An important first step is to work with governments to rethink construction codes and regulations, providing opportunity to repurpose waste on an industrial-scale.
Then we need to invest to develop bio-based materials, proving their applicability from a performance standpoint, for example, in respect to fire performance or durability.
Improved understanding will allow us to exploit the huge untapped potential of organic resources in construction for specific applications.
Bio-composite materials are a mix of bio-polymers and natural fibres. Their advantage is that, depending on the case and polymer composition, they are compostable and biodegradable.
These products are derived from natural resources that grow abundantly in nature, such as hemp, flex, jute and soy so are potentially infinite, regenerable, and clean.
Arup recently demonstrated that a circular building approach, using entirely re-usable components, is very possible - through the circular house project.

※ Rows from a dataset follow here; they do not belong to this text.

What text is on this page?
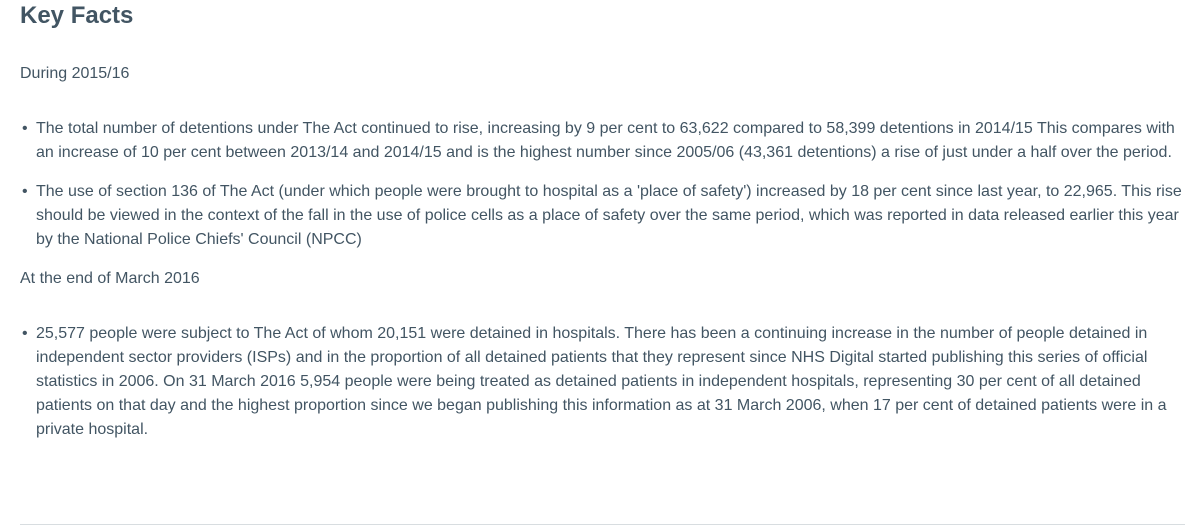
Key Facts

During 2015/16

• The total number of detentions under The Act continued to rise, increasing by 9 per cent to 63,622 compared to 58,399 detentions in 2014/15 This compares with an increase of 10 per cent between 2013/14 and 2014/15 and is the highest number since 2005/06 (43,361 detentions) a rise of just under a half over the period.
• The use of section 136 of The Act (under which people were brought to hospital as a 'place of safety') increased by 18 per cent since last year, to 22,965. This rise should be viewed in the context of the fall in the use of police cells as a place of safety over the same period, which was reported in data released earlier this year by the National Police Chiefs' Council (NPCC)

At the end of March 2016

• 25,577 people were subject to The Act of whom 20,151 were detained in hospitals. There has been a continuing increase in the number of people detained in independent sector providers (ISPs) and in the proportion of all detained patients that they represent since NHS Digital started publishing this series of official statistics in 2006. On 31 March 2016 5,954 people were being treated as detained patients in independent hospitals, representing 30 per cent of all detained patients on that day and the highest proportion since we began publishing this information as at 31 March 2006, when 17 per cent of detained patients were in a private hospital.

A number of factors need to be refined to make circular buildings more attractive from an investment standpoint, as well as to mitigate associated risks.
Regulations and a governance-level approach will be needed to make this transition happen in the future, alongside a large education campaign to make stakeholders aware of the benefits of a circular economy.
Three ways structural engineers can help create a zero-waste future:
- Design for the end of life - engineers should work for a different design approach, that pays more attention to the end of buildings’ lives, and how structural components could be designed to be easily detachable and possibly re-usable.
- Design for future flexibility - engineers can ask design teams to consider buildings’ future functional implementation, in case of design life extension and repurposing.
- Design for an efficient use of resources - engineers should promote the use of the latest manufacturing technologies to minimise resource consumption, without compromising the performance.